BAB 5.

 Nisa serta merta menarik tangannya dari genggaman Adel.

"Maaf, Mbak. Ini maksudnya apa ya? Bukannya Mbak minta Nisa ke sini sama bude dan pakde karena kata Mbak ada hak penting yang mau Mbak bicarain sama Nisa? Tapi ini ...," ucapan Nisa menggantung saking bingungnya dia situasi yang di hadapkan di depannya sekarang.

 Bu Hanif dan Pak Hanif tampak saling pandangan sejenak, sama-sama kebingungan dengan keputusan besar putri tersayang mereka.

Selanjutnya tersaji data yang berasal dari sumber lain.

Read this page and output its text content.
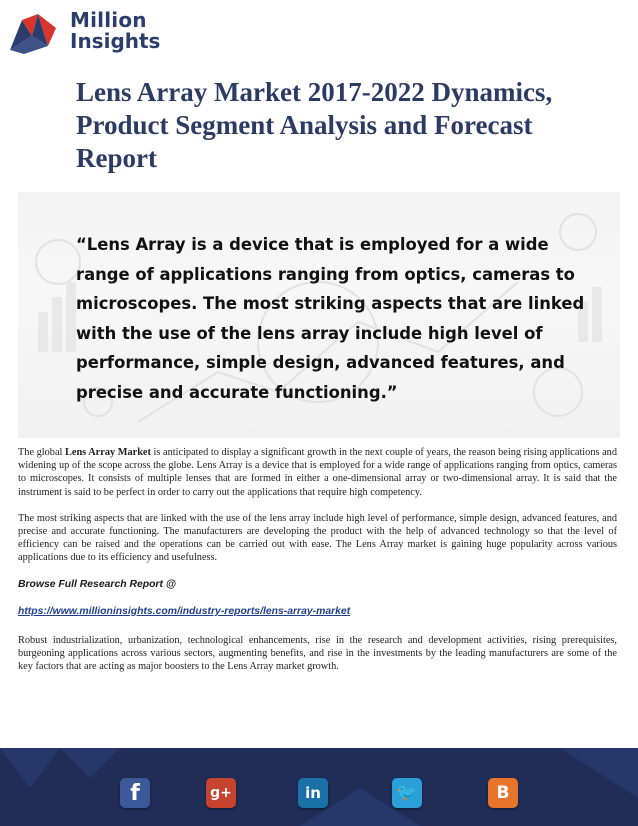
Million
Insights
Lens Array Market 2017-2022 Dynamics, Product Segment Analysis and Forecast Report
“Lens Array is a device that is employed for a wide range of applications ranging from optics, cameras to microscopes. The most striking aspects that are linked with the use of the lens array include high level of performance, simple design, advanced features, and precise and accurate functioning.”

The global Lens Array Market is anticipated to display a significant growth in the next couple of years, the reason being rising applications and widening up of the scope across the globe. Lens Array is a device that is employed for a wide range of applications ranging from optics, cameras to microscopes. It consists of multiple lenses that are formed in either a one-dimensional array or two-dimensional array. It is said that the instrument is said to be perfect in order to carry out the applications that require high competency.

The most striking aspects that are linked with the use of the lens array include high level of performance, simple design, advanced features, and precise and accurate functioning. The manufacturers are developing the product with the help of advanced technology so that the level of efficiency can be raised and the operations can be carried out with ease. The Lens Array market is gaining huge popularity across various applications due to its efficiency and usefulness.

Browse Full Research Report @
https://www.millioninsights.com/industry-reports/lens-array-market

Robust industrialization, urbanization, technological enhancements, rise in the research and development activities, rising prerequisites, burgeoning applications across various sectors, augmenting benefits, and rise in the investments by the leading manufacturers are some of the key factors that are acting as major boosters to the Lens Array market growth.

f	g+	in	🐦	B
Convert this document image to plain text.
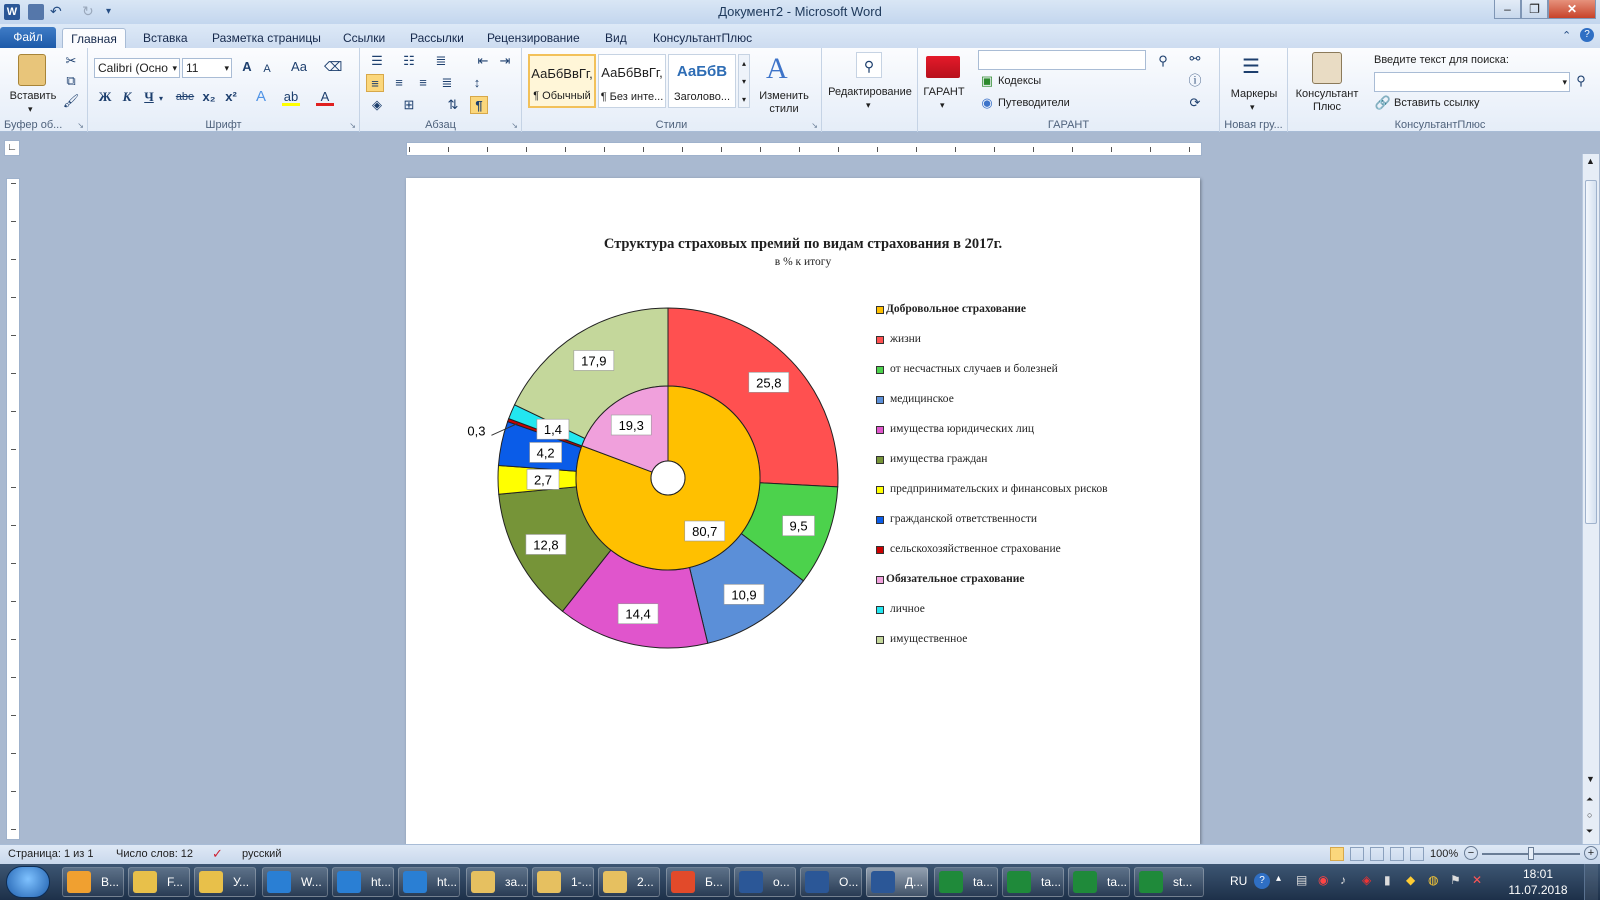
W ↶	↻	▾	Документ2 - Microsoft Word	–	❐	✕
Файл	Главная	Вставка Разметка страницы Ссылки Рассылки Рецензирование Вид КонсультантПлюс	⌃	?
Вставить
▾
✂
⧉
🖌
Буфер об...	↘
Calibri (Осно ▾ 11	▾	A	A	Aa	⌫
Ж К Ч ▾ abe x₂ x² A	ab	A
Шрифт	↘
☰ ☷ ≣ ⇤ ⇥
≡	≡	≡	≣	↕
◈	⊞	⇅	¶
Абзац	↘
АаБбВвГг,
¶ Обычный
АаБбВвГг,
¶ Без инте...
АаБбВ
Заголово...
▴
▾
▾
A
Изменить стили
Стили	↘
⚲
Редактирование
▾
ГАРАНТ
▾
⚲
▣ Кодексы
◉ Путеводители
⚯
ⓘ
⟳
ГАРАНТ
☰
Маркеры
▾
Новая гру...
Консультант Плюс
Введите текст для поиска:
▾ ⚲
🔗 Вставить ссылку
КонсультантПлюс
∟
▲
▼
⏶
○
⏷
Структура страховых премий по видам страхования в 2017г.
в % к итогу
25,8
9,5
10,9
14,4
12,8
2,7
4,2
0,3	1,4
17,9
80,7
19,3
Добровольное страхование
жизни
от несчастных случаев и болезней
медицинское
имущества юридических лиц
имущества граждан
предпринимательских и финансовых рисков
гражданской ответственности
сельскохозяйственное страхование
Обязательное страхование
личное
имущественное
Страница: 1 из 1 Число слов: 12 ✓ русский	100% −	+
В...	F...	У...	W...	ht...	ht...	за...	1-...	2...	Б...	о...	О...	Д...	ta...	ta...	ta...	st...	RU	?	▴ ▤ ◉ ♪ ◈ ▮ ◆ ◍ ⚑ ✕	18:01
11.07.2018
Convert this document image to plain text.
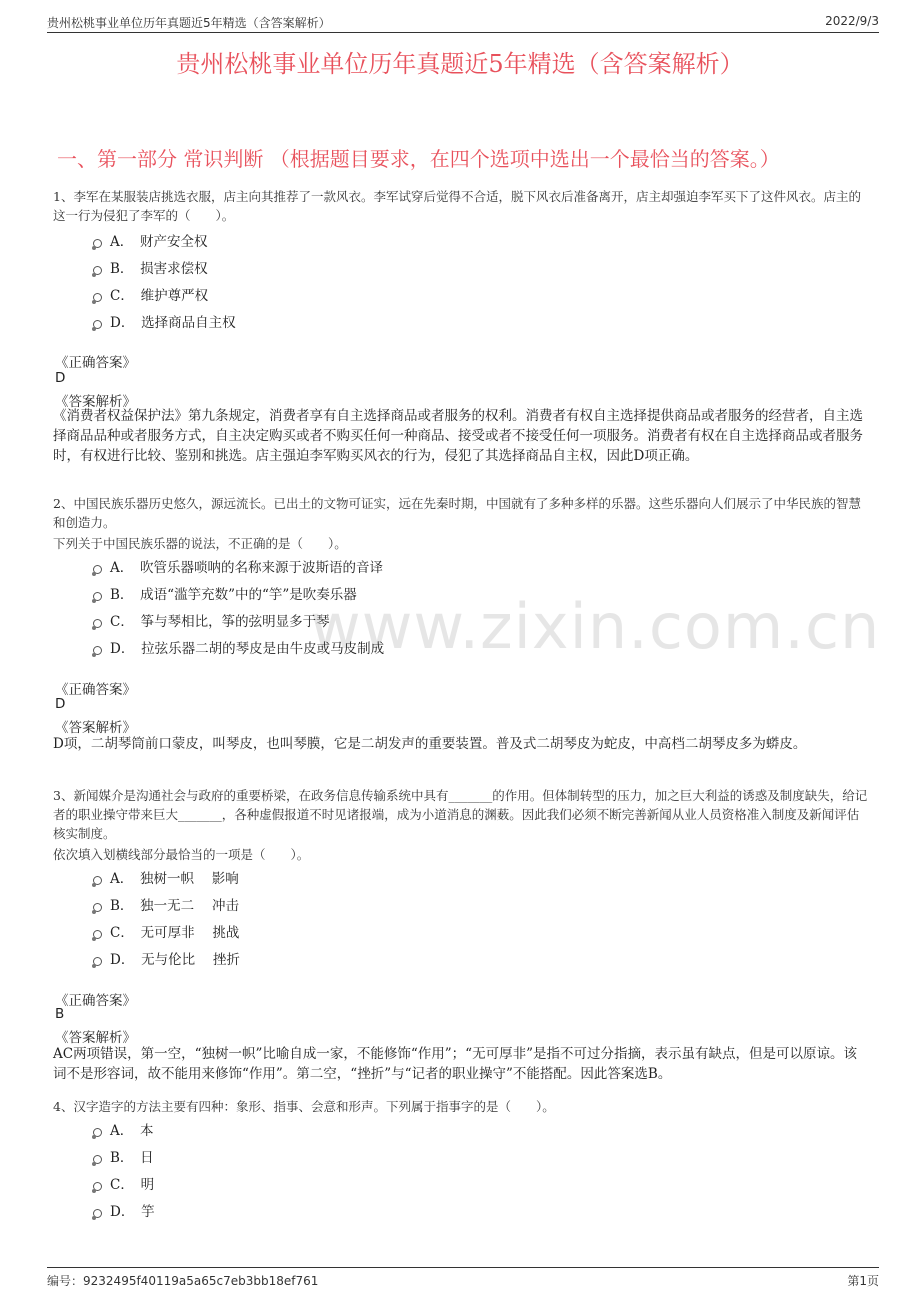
贵州松桃事业单位历年真题近5年精选（含答案解析）	2022/9/3
贵州松桃事业单位历年真题近5年精选（含答案解析）
一、第一部分 常识判断 （根据题目要求，在四个选项中选出一个最恰当的答案。）
www.zixin.com.cn
1、李军在某服装店挑选衣服，店主向其推荐了一款风衣。李军试穿后觉得不合适，脱下风衣后准备离开，店主却强迫李军买下了这件风衣。店主的这一行为侵犯了李军的（　　）。
A．　财产安全权
B．　损害求偿权
C．　维护尊严权
D．　选择商品自主权
《正确答案》
D
《答案解析》
《消费者权益保护法》第九条规定，消费者享有自主选择商品或者服务的权利。消费者有权自主选择提供商品或者服务的经营者，自主选择商品品种或者服务方式，自主决定购买或者不购买任何一种商品、接受或者不接受任何一项服务。消费者有权在自主选择商品或者服务时，有权进行比较、鉴别和挑选。店主强迫李军购买风衣的行为，侵犯了其选择商品自主权，因此D项正确。
2、中国民族乐器历史悠久，源远流长。已出土的文物可证实，远在先秦时期，中国就有了多种多样的乐器。这些乐器向人们展示了中华民族的智慧和创造力。
下列关于中国民族乐器的说法，不正确的是（　　）。
A．　吹管乐器唢呐的名称来源于波斯语的音译
B．　成语“滥竽充数”中的“竽”是吹奏乐器
C．　筝与琴相比，筝的弦明显多于琴
D．　拉弦乐器二胡的琴皮是由牛皮或马皮制成
《正确答案》
D
《答案解析》
D项，二胡琴筒前口蒙皮，叫琴皮，也叫琴膜，它是二胡发声的重要装置。普及式二胡琴皮为蛇皮，中高档二胡琴皮多为蟒皮。
3、新闻媒介是沟通社会与政府的重要桥梁，在政务信息传输系统中具有_______的作用。但体制转型的压力，加之巨大利益的诱惑及制度缺失，给记者的职业操守带来巨大_______，各种虚假报道不时见诸报端，成为小道消息的渊薮。因此我们必须不断完善新闻从业人员资格准入制度及新闻评估核实制度。
依次填入划横线部分最恰当的一项是（　　）。
A．　独树一帜　 影响
B．　独一无二　 冲击
C．　无可厚非　 挑战
D．　无与伦比　 挫折
《正确答案》
B
《答案解析》
AC两项错误，第一空，“独树一帜”比喻自成一家，不能修饰“作用”；“无可厚非”是指不可过分指摘，表示虽有缺点，但是可以原谅。该词不是形容词，故不能用来修饰“作用”。第二空，“挫折”与“记者的职业操守”不能搭配。因此答案选B。
4、汉字造字的方法主要有四种：象形、指事、会意和形声。下列属于指事字的是（　　）。
A．　本
B．　日
C．　明
D．　竽
编号：9232495f40119a5a65c7eb3bb18ef761	第1页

"Kamu ngomong apa sih, Del? Kamu ngantuk ya? Ini pasti bawaan obat makanya kamu jadi ngomong ngawur gini, ya udah kamu mendingan istirahat aja ya," tukas Bu Hanif yang merasa ucapan Adel tidaklah serius.

 Pak Hanif pun tampak setuju dengan istrinya, namun berbeda dengan Zidan yang kini tampak menatap tak berkedip pada Nisa yang masih berada di samping Adel.

"Adel serius Pak, Bu. Dan Adel juga sudah bicarakan ini sama Mas Zidan, dan Mas Zidan juga sudah setuju. Lagipula ini juga untuk kebaikan keluarga Mas Zidan Pak, Bu. Mama mertua susah lama inginkan cucu, dan kondisi Adel sekarang nggak memungkinkan untuk itu. Jadi Adel harap kalian mau mengerti," papar Adel getir.

"Tapi maaf ,Nisa nggak mau, Mbak. Nisa nggak bisa! Ini nggak sesuai perkiraan Nisa, lebih baik Nisa pulang aja." Nisa beranjak hendak menjauh, tapi lagi-lagi pegangan tangan Adel yang mulai melemah membuatnya tak tega.

"Iya, Nduk. Jangan aneh-aneh, masa tiba-tiba kamu minta Nisa buat jadi madumu. Ya pasti nggak mau lah dia, kenal sama Zidan aja nggak. Lagipula kamu kan nggak tau di luar sana dia punya kekasih atau nggak. Wes lah, jangan macem-macem, Del." Bu Hanif mengusap tangan Adel lembut, berharap agar putrinya yang agak keras kepala itu bisa menurut

Adel menggeleng lemah, "nggak, Bu. Adel kenal siapa Nisa, Adel tau dia bahkan nggak pernah dekat sama pria manapun. Dan sejauh Adel bersahabat sama Nisa sejak dulu, Adel yakin kalau cuma Nisa yang cocok buat jadi madu Adel."

"Tapi, Mbak?" sela Nisa tampak keberatan.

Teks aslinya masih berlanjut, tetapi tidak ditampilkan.